To break down the illusions by subschool:

Glamers make something look like something else: you receive a save to disbelieve a) when you explicitly examine the glamer or b) when situation would lead you to instinctively re-examine it.

Figments make something unreal out of nothing. You receive a save to disbelieve when you would suspect that the figment isn't real. You receive a large penalty to the save if you assume that the figment is real, e.g. to notice the minor image used to cover the pit in the stone-tiled floor after you have already declared that you are walking over the square. In no situation does a figment ever do anything real.

Patterns are just that: the creation of patterns that themselves have the potential to mesmerize people. All patterns are mind-affecting. I personally think these should be reclassified as a subschool of evocation.

Phantasms make something real in someone's mind. All phantasms are mind-affecting. Those affected receive a will save to disbelieve each time they are being affected.

Shadows are unreal things made partially real by the caster. There are two possible takes on shadows; one is to treat a shadow as a persistent phantasm, and give each affected character a distinct will save to disbelieve. The other is to treat it as a object of craft, and determine the chance of the craft becoming "real" by caster level, and allowing this result to hold for all who are affected by the shadow. In practice I use the latter interpretation just because it's possible to make a persistent or permanent phantasm, without making it into a shadow.

Warning: This framework is inconsistent with the current wording of certain spells, (e.g. invisiblity, guards and wards,) and if you do decide to use this framework, be prepared to rewrite such spells to either be inline with this framework or make explicit the exceptions built into the individual spells.

Examples of this framework being applied:

Suppose you have a naked human illusionist. He can use a glamer to make his skin look stony or scaly, but he can't use a glamer to make himself look like he's wearing clothes or armor. He needs a figment to do that.

Suppose you make a figmented sword. You can't use it to parry anything, nor to cut anything, but you could use it to intimidate someone. They would not receive a will save to disbelieve the figment unless they attempted to parry the figmented sword.

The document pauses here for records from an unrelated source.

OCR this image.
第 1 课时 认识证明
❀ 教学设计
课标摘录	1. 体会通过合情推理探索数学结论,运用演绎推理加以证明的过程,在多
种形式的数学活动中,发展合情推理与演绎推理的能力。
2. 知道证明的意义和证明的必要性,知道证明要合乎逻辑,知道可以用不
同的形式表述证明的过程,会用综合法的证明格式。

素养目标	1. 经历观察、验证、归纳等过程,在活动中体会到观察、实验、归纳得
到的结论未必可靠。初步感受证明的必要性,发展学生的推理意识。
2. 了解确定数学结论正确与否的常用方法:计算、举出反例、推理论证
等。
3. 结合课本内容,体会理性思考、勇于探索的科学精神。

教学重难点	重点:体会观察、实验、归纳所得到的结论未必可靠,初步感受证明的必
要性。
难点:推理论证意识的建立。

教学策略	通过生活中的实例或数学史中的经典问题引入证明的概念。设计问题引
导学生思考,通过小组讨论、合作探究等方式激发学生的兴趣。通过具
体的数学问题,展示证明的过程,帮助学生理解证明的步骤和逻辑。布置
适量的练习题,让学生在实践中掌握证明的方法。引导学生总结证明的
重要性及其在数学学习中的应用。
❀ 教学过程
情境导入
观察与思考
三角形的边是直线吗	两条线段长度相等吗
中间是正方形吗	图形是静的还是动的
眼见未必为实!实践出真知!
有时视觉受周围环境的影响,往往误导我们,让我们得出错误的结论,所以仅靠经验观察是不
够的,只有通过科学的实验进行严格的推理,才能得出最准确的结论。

Suppose you phantasmally enchant a real sword. This sword deals extra phantasmal damage on a failed will save. One successful save means that further strikes do not get extra damage: each failed save imposes a cumulative penalty on subsequent saves.

You could also chain a phantasm and a figment to make a purely illusory sword that struck on melee touch and dealt phantasmal damage on a failed will save.

Or you could just craft a shadow sword, in which case you roll a percentage chance of successful shadowcraft based upon caster level, and upon success the sword acts like a real sword, and deals 1d8 damage, etc.